Il lavoro del community organizing è insegnare a vivere nella tensione che esiste tra il mondo come è e il mondo come dovrebbe essere, sapendo che non si uniranno mai definitivamente. «La tensione di cui parlo non è un problema che deve essere risolto, è la condizione umana. Abbracciare questa tensione è il nostro destino spirituale», scrive Ed Chambers nel suo Roots for Radicals.
«L’interesse per il mondo come dovrebbe essere separato dalla capacità di analisi e azione nel mondo come è marginalizza e sentimentalizza la moralità e l’etica».
Dopo la rabbia, l’altra parola che gli organizer si sforzano di far reinterpretare e rivalutare è il potere. «Questa parola – dice Kathleen – solitamente mette paura a molte persone. Qui dentro comprendiamo molto meglio la parola amore. Ma noi insegniamo alle persone che sentono amore per gli altri a comprendere il potere».
Il potere è la capacità di agire. E’ lo strumento che serve per portare il mondo come è più vicino a come dovrebbe essere. Assume due forme principali nelle società moderne. Denaro organizzato e persone organizzate. Il community organizing è una specifica cultura di organizzazione della società civile fondata sul «potere delle persone organizzate per agire insieme in modo consistente e persistente».
Si fonda su queste modalità operative:
La creazione di relazioni viene prima di qualsiasi campagna, perché è così che i community organizer creano il potere delle organizzazioni dei cittadini. Il community organizing parte dal riconoscere che «in ogni comunità c’è grande talento e grandi leader. Ma sono isolati e le loro voci non sono ascoltate». Il primo strumento del community organizing è quindi l’incontro relazionale. «L’organizzazione è costruita intorno alle capacità apprese attraverso gli incontri relazionali faccia a faccia, che costruiscono relazioni, scoprono gli interessi delle persone, e svelano i leader».

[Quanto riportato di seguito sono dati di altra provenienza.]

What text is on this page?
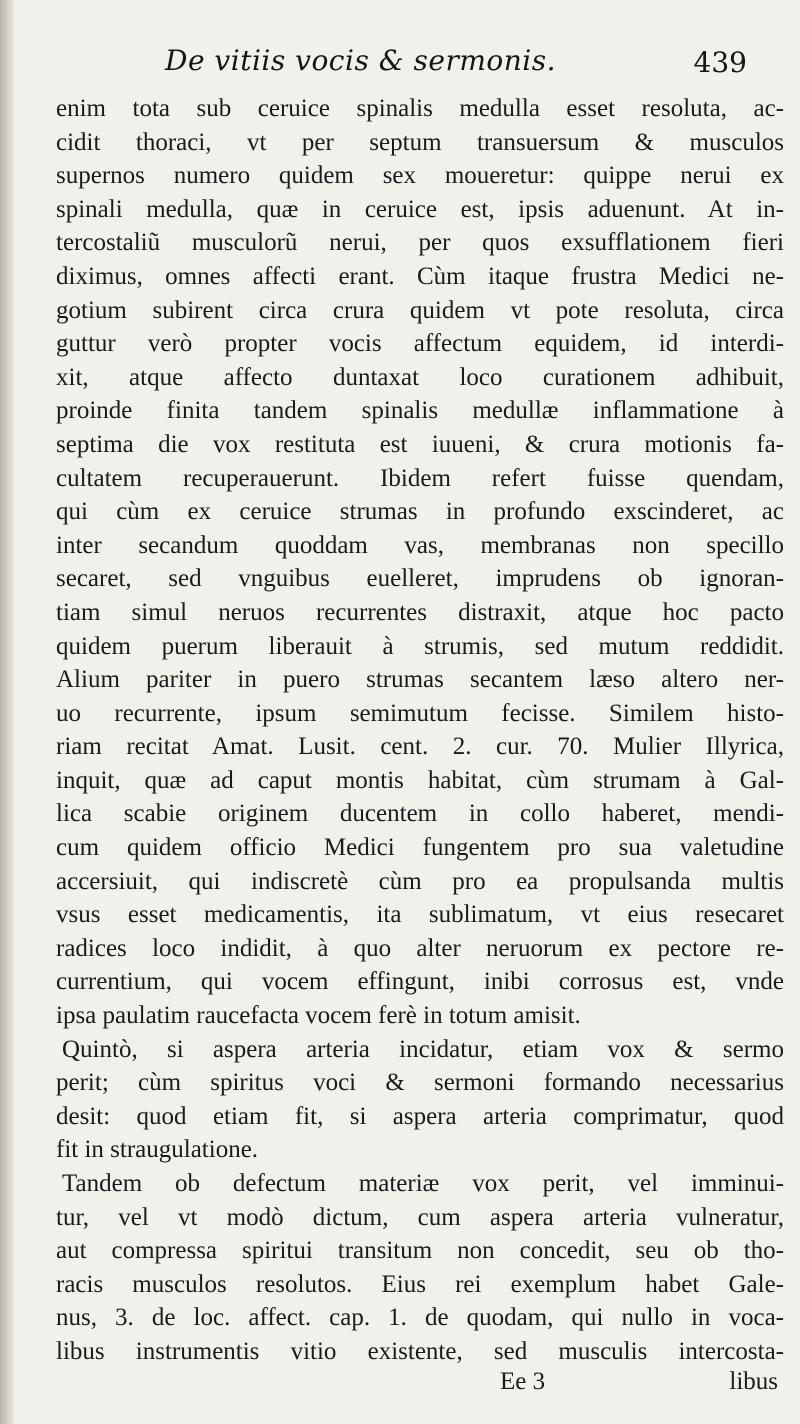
De vitiis vocis & sermonis.	439
enim tota sub ceruice spinalis medulla esset resoluta, ac-
cidit thoraci, vt per septum transuersum & musculos
supernos numero quidem sex moueretur: quippe nerui ex
spinali medulla, quæ in ceruice est, ipsis aduenunt. At in-
tercostaliũ musculorũ nerui, per quos exsufflationem fieri
diximus, omnes affecti erant. Cùm itaque frustra Medici ne-
gotium subirent circa crura quidem vt pote resoluta, circa
guttur verò propter vocis affectum equidem, id interdi-
xit, atque affecto duntaxat loco curationem adhibuit,
proinde finita tandem spinalis medullæ inflammatione à
septima die vox restituta est iuueni, & crura motionis fa-
cultatem recuperauerunt. Ibidem refert fuisse quendam,
qui cùm ex ceruice strumas in profundo exscinderet, ac
inter secandum quoddam vas, membranas non specillo
secaret, sed vnguibus euelleret, imprudens ob ignoran-
tiam simul neruos recurrentes distraxit, atque hoc pacto
quidem puerum liberauit à strumis, sed mutum reddidit.
Alium pariter in puero strumas secantem læso altero ner-
uo recurrente, ipsum semimutum fecisse. Similem histo-
riam recitat Amat. Lusit. cent. 2. cur. 70. Mulier Illyrica,
inquit, quæ ad caput montis habitat, cùm strumam à Gal-
lica scabie originem ducentem in collo haberet, mendi-
cum quidem officio Medici fungentem pro sua valetudine
accersiuit, qui indiscretè cùm pro ea propulsanda multis
vsus esset medicamentis, ita sublimatum, vt eius resecaret
radices loco indidit, à quo alter neruorum ex pectore re-
currentium, qui vocem effingunt, inibi corrosus est, vnde
ipsa paulatim raucefacta vocem ferè in totum amisit.
Quintò, si aspera arteria incidatur, etiam vox & sermo
perit; cùm spiritus voci & sermoni formando necessarius
desit: quod etiam fit, si aspera arteria comprimatur, quod
fit in straugulatione.
Tandem ob defectum materiæ vox perit, vel imminui-
tur, vel vt modò dictum, cum aspera arteria vulneratur,
aut compressa spiritui transitum non concedit, seu ob tho-
racis musculos resolutos. Eius rei exemplum habet Gale-
nus, 3. de loc. affect. cap. 1. de quodam, qui nullo in voca-
libus instrumentis vitio existente, sed musculis intercosta-
Ee 3	libus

Base allargata. Le organizzazioni di cittadini sono associazioni di organizzazioni, non di individui: chiese, moschee, comitati di quartiere, organizzazioni non profit, scuole, sindacati, piccole imprese, in grado di fornire costantemente centinaia di persone per campagne prolungate nel tempo su singole questioni.
Leadership collettiva. Persone relazionali di fede, impegno, rabbia salutare, che sono aperte alla formazione, vogliose di crescere, capaci di fornire un seguito e formare altri.
Organizer professionali. Reclutano, agitano, insegnano e elaborano strategie insieme ai leader.
Azioni. Iniziative specifiche dirette a persone con il potere reale di risolvere il problema sollevato. Ogni azione ha uno specifico risultato finale in mente e “non marciamo tanto per marciare”. L’azione è nella reazione. Infatti, «la nostra azione mette in moto la loro reazione, e allora è nostro compito utilizzare quella reazione per intraprendere la nostra azione successiva».
Responsabilità. Una cultura basata su leader che si mantengono responsabili uno di fronte all’altro, così come chiedono di fare ai politici, le aziende e l’amministrazione pubblica.